Case Presentation: A 41-year-old male with a history of metastatic squamous cell lung cancer presented with anorexia and fatigue to the emergency department. The patient was diagnosed with metastatic squamous cell lung carcinoma one year prior and was started on Paclitaxel/Carboplatin and Nivolumab/Ipilimumab treatments. Prior to the current presentation, the patient had been experiencing palpitations for one month. He was discovered to have heart rates in the 150s bpm. Outpatient EKG revealed sinus tachycardia, and a CT chest / abdomen revealed lung mass, pulmonary nodules, and an expanding left adrenal mass. Several days later, he presented with nausea, stomach discomfort, and anorexia to the emergency department. He was noted to be tachycardic at 140 bpm and hypotensive with a BP of 80/40 mm Hg. Workup revealed a TSH of 0.01 mlU/L, free T4 of 2.23 ng/dl, and total T3 of 236 ng/dl. Infection was ruled out. A diagnosis of immunotherapy-induced hyperthyroidism was made, and he was discharged with methimazole and IV fluids after treatment. The patient experienced increased lethargy, nausea, and vomiting and he returned to ED in two days. Physical examination revealed lethargy, a blood pressure of 80/40 mm Hg, and a heart rate of 148 beats per minute. IV fluids were begun. A brain MRI revealed no evidence of acute disease. Cortisol levels at 8 a.m. were 0.3 ug/dL, and cosyntropin tests revealed minimal responses of 2.1 ug/dL at 30 minutes and 3.1 ug/dL at 60 minutes, indicating primary adrenal insufficiency. Concurrently drawn ACTH levels were less than 5 pg/mL, indicating secondary adrenal insufficiency. The patient was administered 100 mg of intravenous hydrocortisone every 8 hours coupled with IV fluids, resulting in significant clinical improvement. The patient was later discharged home on steroids.

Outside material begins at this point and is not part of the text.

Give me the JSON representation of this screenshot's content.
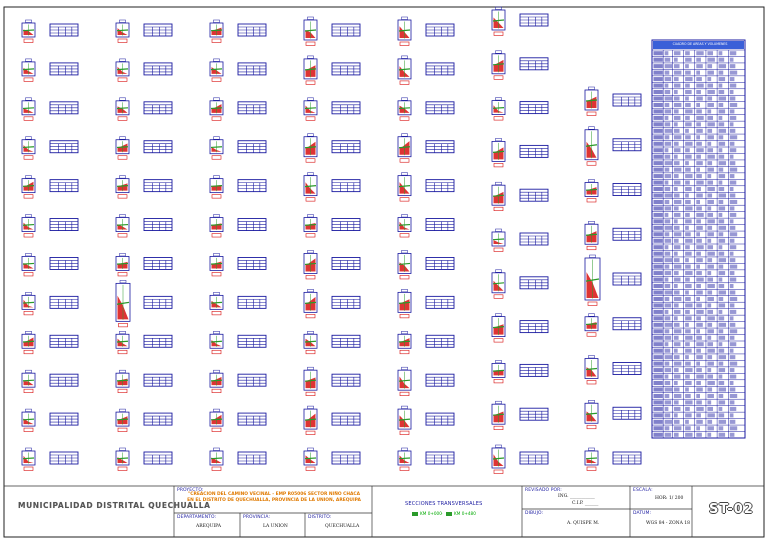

Discussion: Immune checkpoint inhibitors, which are often used to treat cancer, are associated with substantial endocrine toxicities, such as thyroiditis, hypophysitis, and adrenalitis. These drugs are relatively new to clinical practice, and therefore no long-term trials exist that highlight their unknown effects on various organ systems. Cancer patients often exhibit signs and symptoms of exhaustion, anorexia, nausea, and hypotension, which can mask the diagnosis of an underlying adrenal insufficiency. In our patient, both the expanding adrenal nodule and immunotherapy induced-adrenalitis likely contributed to the primary adrenal insufficiency, which was confirmed by a cosyntropin stimulation test. Adrenal crisis ensued due to a concomitant secondary adrenal insufficiency from hypophysitis (indicated by the low ACTH) as well as rapid cortisol metabolism brought on by thyroiditis-induced hyperthyroidism. Immunotherapy was likely the culprit of both the hypophysitis and thyroiditis. Identification of the multiple endocrinopathies in our patient enabled prompt treatment and informed future clinical decisions regarding cancer treatment.

Conclusions: Our case demonstrates the significance of retaining adrenal crisis in the differential diagnosis of cancer patients – especially those on immunotherapy – presenting with shock-like symptoms.